Uniting his dedication to both the visual and the sonic arts, Paper Pieces (2009) represents Jesse Stewart’s longstanding interest and creative practice in exploring found objects and found materials to discover their sonic and aesthetic potential. Through this work, Stewart combines elements of composition and improvisation, and explores the historical and contemporary importance of paper in the transmission of musical ideas.
In Paper Pieces, the pages of the score become the instruments; all of the sounds in the piece are generated using the very paper that the score is printed upon. Consisting of compressed cellulose pulp dried into flexible sheets, paper has been the primary medium for the transmission of musical ideas between and among Western composers and performers for over a millennium. Paper is, quite literally, the ground upon which the figures of Western musical history are written. Given the commanding and irreplaceable presence of paper in music, Stewart has found it surprising that so few composers and performers have explored paper itself for its sonic potential. Paper Pieces addresses this gap, serving as a meditative reflection not only on paper itself, but also on the history of written forms of music making as well as those that have gone unwritten, namely improvisatory forms.
For Stewart, composing in graphic notation is often a pragmatic decision. He regularly uses various forms of graphic notation in his work, often because there is no other adequate form of notation that can represent what he would like to accomplish musically. Frequently notating his work in written (literally in ‘graph’ form), Stewart’s scores generally describe the sonic gestures and techniques involved in a descriptive rather than prescriptive way. Thus, Paper Pieces establishes a number of musical parameters within which musicians are invited to create their own musical experiences involving paper.
Comprised of twelve sheets of 8 ½ by 11 paper in landscape orientation, the score includes a provision that allows for its reproduction onto paper of any size or weight. In addition, the score indicates that Paper Pieces can be performed by any individual, or combination of individuals, with or without musical training, including the audience. The piece thereby destabilizes received relationships and hierarchies between composer, musicians, and audience, giving performers (and potentially the audience) considerable agency within the work.
Each piece of paper contains written instructions that indicate possible trajectories for sonic action. Once each of the twelve sheets of paper has been performed, the remnants of the original score—that is, the pages that have been acted upon—become a part of the visual dimensions of the work. Paper Pieces thereby continues Stewart’s practice of blurring the boundaries between the visual and sonic arts, and between found objects and musical instruments.

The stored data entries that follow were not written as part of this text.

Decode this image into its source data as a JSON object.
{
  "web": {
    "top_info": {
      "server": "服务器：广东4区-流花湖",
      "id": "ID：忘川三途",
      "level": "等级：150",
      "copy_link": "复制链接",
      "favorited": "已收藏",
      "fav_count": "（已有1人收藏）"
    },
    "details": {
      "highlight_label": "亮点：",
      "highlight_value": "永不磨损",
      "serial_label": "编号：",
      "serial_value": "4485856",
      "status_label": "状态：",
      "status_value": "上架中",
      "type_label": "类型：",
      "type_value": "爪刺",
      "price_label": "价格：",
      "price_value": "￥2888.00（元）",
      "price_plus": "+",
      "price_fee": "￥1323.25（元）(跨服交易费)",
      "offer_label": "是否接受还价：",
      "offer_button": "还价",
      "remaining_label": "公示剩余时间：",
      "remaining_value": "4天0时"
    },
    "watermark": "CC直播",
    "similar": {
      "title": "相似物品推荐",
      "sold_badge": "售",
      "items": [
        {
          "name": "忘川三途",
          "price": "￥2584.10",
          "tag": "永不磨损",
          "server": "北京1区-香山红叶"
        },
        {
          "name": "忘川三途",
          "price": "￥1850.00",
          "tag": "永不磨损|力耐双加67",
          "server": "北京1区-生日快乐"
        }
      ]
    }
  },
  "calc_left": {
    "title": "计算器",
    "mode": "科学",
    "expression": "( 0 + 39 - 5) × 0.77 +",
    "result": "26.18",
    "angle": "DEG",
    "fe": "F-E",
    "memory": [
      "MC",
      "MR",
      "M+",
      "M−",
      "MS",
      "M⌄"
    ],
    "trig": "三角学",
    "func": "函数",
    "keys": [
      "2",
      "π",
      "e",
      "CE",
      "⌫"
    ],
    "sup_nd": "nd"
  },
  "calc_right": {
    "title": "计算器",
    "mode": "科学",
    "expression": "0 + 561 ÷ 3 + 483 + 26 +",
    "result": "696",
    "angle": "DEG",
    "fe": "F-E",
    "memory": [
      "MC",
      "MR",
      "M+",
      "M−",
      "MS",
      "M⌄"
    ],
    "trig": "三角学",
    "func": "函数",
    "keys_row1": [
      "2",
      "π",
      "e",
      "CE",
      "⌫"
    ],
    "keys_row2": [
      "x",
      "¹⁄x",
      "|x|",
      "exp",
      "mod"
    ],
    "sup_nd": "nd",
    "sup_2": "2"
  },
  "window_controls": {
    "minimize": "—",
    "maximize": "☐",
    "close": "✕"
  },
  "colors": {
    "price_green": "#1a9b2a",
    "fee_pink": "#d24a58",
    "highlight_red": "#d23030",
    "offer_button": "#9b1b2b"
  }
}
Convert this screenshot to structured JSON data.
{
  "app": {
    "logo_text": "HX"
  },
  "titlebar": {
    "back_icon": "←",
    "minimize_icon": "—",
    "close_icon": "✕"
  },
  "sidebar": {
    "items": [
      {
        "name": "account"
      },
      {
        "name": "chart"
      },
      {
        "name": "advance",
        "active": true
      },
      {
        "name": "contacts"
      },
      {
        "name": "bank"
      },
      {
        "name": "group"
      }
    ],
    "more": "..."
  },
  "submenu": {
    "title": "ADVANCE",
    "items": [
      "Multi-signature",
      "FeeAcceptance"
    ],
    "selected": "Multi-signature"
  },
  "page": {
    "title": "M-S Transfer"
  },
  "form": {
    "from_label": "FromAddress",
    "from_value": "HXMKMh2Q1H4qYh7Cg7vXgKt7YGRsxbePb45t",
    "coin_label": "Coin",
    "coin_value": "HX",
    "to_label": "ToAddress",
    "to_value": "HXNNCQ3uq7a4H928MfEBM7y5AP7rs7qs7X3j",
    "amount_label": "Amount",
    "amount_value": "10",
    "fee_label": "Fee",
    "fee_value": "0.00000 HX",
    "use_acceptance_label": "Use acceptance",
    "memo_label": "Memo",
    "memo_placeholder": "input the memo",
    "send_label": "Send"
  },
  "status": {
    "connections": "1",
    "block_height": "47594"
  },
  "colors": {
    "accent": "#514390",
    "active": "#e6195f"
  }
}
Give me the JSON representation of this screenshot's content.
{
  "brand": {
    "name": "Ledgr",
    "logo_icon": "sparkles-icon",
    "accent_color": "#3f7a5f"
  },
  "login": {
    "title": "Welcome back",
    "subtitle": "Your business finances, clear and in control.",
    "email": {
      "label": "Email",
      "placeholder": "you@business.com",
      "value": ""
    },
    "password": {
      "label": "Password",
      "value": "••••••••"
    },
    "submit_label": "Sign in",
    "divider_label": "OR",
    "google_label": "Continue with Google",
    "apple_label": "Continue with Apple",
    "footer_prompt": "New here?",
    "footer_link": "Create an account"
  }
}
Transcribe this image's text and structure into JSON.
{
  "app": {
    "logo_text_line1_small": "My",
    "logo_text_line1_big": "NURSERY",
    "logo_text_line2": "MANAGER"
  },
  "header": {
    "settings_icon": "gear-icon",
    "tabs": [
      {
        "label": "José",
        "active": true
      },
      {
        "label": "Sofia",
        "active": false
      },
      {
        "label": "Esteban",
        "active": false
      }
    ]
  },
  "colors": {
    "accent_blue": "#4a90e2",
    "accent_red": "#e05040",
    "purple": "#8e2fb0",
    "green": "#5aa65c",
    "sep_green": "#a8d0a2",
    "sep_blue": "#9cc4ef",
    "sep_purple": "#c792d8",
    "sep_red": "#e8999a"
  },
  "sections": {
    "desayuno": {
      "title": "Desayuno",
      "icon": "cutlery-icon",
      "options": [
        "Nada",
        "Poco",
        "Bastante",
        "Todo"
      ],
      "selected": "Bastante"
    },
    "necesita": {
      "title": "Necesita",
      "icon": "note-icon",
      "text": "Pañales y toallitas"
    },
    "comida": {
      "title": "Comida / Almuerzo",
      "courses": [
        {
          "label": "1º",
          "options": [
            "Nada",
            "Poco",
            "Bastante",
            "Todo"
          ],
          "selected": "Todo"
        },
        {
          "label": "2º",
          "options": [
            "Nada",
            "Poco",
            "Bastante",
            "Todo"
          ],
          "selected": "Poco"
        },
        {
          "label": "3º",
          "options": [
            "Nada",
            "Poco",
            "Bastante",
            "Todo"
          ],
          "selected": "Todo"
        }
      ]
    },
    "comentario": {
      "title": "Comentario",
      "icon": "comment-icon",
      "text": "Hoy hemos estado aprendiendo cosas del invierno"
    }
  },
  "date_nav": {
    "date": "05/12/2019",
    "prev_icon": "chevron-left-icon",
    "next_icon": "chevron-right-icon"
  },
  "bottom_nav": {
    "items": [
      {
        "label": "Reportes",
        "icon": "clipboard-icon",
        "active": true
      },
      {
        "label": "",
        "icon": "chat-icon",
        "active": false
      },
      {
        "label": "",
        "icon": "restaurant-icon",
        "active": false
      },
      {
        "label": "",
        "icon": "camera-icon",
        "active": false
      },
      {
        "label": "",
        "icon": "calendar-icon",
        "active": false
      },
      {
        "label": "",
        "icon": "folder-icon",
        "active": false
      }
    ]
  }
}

Through its improvisatory, indeterminate nature, Paper Pieces continues the process of destabilizing the roles of composer and performer (and even audience), that can be found in the indeterminate works of John Cage and Christian Wolff, in the graphic scores of Earle Brown and Cornelius Cardew, and in the Deep Listening works of Pauline Oliveros. This destabilizing potential is one of the most powerful components of Stewart’s work, in that it challenges those involved to reconceptualize roles and relationships that have become deeply entrenched in Western musical performance. His work provides an opportunity for performers to look for musical sounds in unlikely places and to deepen their experience with sound, listening in both a more focused and inclusive way.
Paper Pieces was originally premiered in Huddersfield, England on April 25th, 2009 by The Edges Ensemble, with eighteen musicians performing this work simultaneously.